Wann wird voraussichtlich wieder Ruhe einkehren?
Wir haben jetzt schon viel mehr Ruhe als vor einem Jahr. Wichtig ist eine offene und transparente Kommunikation der Bevölkerung gegenüber. Wir müssen die Bürger abholen und ernst nehmen. Das muss noch vermehrt gelebt werden.
Das klingt gut. Die Bürger haben aber sehr unterschiedliche Bedürfnisse und Wünsche.
Das stimmt und gehört zu den Schwierigkeiten. Wir müssen heraushören, was die Mehrheit der Einwohnerinnen und Einwohner möchte und dies mit den finanziellen und anderen Möglichkeiten in Einklang bringen. Die Gemeinde Fischbach-Göslikon wächst durch verschiedene Bauprojekte in den nächsten fünf bis zehn Jahren um 250 bis 500 Einwohner. Da gilt es abzuschätzen, wer kommt und welche Auswirkungen das auf die Infrastruktur wie etwa den Schulraumbedarf hat. Wir müssen jetzt einen umsetzbaren Plan erstellen und diesen realisieren.

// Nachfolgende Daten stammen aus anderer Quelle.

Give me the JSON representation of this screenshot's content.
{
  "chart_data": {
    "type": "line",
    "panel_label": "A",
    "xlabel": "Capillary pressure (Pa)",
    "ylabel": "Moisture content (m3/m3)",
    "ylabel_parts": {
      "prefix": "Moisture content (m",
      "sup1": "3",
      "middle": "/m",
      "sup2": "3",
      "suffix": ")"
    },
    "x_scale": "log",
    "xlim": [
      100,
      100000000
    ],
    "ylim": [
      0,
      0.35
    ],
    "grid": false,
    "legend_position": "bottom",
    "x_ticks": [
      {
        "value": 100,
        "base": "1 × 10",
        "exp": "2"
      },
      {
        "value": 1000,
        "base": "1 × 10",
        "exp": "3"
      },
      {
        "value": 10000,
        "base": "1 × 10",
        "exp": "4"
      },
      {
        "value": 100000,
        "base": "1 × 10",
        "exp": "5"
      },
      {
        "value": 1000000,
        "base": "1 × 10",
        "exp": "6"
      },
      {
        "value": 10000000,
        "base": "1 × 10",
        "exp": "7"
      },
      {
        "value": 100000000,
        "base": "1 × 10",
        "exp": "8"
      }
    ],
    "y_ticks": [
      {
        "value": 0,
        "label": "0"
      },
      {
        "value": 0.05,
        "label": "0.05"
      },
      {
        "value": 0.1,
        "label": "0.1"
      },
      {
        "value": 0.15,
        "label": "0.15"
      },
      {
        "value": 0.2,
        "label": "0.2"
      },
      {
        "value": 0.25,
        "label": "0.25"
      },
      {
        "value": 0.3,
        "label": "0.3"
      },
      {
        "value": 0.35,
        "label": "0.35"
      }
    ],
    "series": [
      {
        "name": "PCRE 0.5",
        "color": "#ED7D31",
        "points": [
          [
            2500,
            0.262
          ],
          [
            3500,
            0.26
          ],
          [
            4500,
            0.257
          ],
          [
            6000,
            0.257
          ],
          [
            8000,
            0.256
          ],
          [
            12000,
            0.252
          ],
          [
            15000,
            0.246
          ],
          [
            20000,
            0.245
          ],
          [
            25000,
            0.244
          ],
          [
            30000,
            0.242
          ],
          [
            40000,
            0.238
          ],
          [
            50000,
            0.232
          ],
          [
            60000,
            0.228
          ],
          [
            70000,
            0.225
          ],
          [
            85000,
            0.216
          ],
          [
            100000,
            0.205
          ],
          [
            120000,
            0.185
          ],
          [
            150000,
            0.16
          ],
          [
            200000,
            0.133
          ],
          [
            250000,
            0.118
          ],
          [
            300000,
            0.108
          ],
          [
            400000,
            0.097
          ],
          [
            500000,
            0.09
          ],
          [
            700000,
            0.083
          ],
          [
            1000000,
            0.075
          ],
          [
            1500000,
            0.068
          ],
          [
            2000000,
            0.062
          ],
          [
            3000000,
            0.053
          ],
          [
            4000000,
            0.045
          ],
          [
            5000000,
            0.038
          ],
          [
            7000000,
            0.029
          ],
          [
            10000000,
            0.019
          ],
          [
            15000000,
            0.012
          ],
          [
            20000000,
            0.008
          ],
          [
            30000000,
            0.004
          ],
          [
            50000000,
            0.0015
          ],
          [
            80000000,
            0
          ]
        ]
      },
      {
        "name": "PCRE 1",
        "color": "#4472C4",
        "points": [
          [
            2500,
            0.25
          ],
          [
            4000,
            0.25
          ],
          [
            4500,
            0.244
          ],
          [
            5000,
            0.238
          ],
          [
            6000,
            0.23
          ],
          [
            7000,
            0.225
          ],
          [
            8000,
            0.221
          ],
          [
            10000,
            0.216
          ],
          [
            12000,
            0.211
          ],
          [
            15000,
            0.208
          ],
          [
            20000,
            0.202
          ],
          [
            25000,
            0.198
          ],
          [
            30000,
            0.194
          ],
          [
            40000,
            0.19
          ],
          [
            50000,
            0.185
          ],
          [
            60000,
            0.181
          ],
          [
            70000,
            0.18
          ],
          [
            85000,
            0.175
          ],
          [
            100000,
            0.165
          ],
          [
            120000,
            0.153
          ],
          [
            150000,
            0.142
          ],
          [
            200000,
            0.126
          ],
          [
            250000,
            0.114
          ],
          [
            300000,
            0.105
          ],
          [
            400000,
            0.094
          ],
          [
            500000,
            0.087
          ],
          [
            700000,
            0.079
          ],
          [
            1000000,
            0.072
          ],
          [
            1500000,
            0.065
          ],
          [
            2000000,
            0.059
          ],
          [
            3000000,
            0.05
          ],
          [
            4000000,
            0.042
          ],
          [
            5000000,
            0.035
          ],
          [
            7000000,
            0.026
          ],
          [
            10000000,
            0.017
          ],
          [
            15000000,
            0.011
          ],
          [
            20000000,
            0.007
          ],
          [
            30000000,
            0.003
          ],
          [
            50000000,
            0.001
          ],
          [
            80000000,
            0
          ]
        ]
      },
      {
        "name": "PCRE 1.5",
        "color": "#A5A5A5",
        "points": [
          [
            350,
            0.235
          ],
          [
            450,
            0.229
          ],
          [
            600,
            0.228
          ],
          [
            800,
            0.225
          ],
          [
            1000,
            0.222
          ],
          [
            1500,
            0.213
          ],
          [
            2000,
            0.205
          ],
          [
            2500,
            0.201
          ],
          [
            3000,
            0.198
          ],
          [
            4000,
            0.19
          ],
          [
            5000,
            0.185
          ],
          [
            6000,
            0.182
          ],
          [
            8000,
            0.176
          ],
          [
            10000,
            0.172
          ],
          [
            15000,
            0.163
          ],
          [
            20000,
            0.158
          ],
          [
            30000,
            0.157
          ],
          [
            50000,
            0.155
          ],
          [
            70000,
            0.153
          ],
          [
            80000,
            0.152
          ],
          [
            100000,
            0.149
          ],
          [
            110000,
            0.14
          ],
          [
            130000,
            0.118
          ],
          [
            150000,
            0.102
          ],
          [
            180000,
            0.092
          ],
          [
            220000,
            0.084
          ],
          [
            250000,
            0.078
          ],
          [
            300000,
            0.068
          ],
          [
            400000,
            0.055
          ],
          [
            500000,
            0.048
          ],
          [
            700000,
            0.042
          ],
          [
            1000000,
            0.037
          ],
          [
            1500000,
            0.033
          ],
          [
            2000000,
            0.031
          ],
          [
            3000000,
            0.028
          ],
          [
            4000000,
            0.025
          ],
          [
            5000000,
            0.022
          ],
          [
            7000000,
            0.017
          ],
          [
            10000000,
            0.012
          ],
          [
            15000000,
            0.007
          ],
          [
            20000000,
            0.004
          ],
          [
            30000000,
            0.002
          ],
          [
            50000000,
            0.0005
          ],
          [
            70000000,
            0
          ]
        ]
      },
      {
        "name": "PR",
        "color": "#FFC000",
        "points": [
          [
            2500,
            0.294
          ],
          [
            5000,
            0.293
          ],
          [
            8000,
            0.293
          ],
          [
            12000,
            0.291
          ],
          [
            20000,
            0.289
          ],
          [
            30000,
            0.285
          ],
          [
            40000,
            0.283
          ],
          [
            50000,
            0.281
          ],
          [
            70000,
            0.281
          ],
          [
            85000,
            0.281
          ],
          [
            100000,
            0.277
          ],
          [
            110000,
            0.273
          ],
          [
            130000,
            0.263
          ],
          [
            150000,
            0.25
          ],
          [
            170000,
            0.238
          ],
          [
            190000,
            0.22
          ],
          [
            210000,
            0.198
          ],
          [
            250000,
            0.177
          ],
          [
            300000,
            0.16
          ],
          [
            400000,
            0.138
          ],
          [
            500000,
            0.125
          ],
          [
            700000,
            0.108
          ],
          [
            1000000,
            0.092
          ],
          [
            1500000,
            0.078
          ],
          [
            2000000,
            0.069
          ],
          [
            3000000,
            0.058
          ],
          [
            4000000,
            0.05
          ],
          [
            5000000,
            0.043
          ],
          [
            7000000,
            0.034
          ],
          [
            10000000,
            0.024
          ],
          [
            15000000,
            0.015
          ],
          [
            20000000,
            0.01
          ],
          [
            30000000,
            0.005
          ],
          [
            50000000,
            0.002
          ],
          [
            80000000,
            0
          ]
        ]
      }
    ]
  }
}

Bei all diesen Herausforderungen: Wie entspannen Sie sich zwischen der Arbeit?
Indem ich Zeit im privaten Freundeskreis verbringe, mit Sport und Wellness. Zwei bis drei Stunden runterfahren tut richtig gut. Danach habe ich wieder Kraft und Willen für diese teils 14- bis 15-Stunden-Tage. Durch meine früheren beruflichen Tätigkeiten sehe ich mich als krisenresistent und bin es gewohnt, nicht gleich aufzugeben. Meine Devise bleibt: Was kann ich tun, damit es für die Einwohner im Dorf einfacher oder besser wird.
Persönlich
Ronny Wasem amtete vor seinem Einstieg als Gemeindeschreiber von Fischbach-Göslikon als Kommandant der Zivilschutzorganisation Wettingen-Limmattal. Zuvor war er Offizier und Ereignismanager beim Lösch- und Rettungszug der SBB. Neben seiner Arbeit als Gemeindeschreiber verbringt er seine Freizeit als Vizekommandant der Feuerwehr Bremgarten und als Chef des Regionalen Führungsorgan Aargau Ost. Zurzeit absolviert er die Ausbildung zum Gemeindeschreiber. Er besitzt zudem ein Diplom in Betriebswirtschaft und in Management und ein Höheres Wirtschaftsdiplom.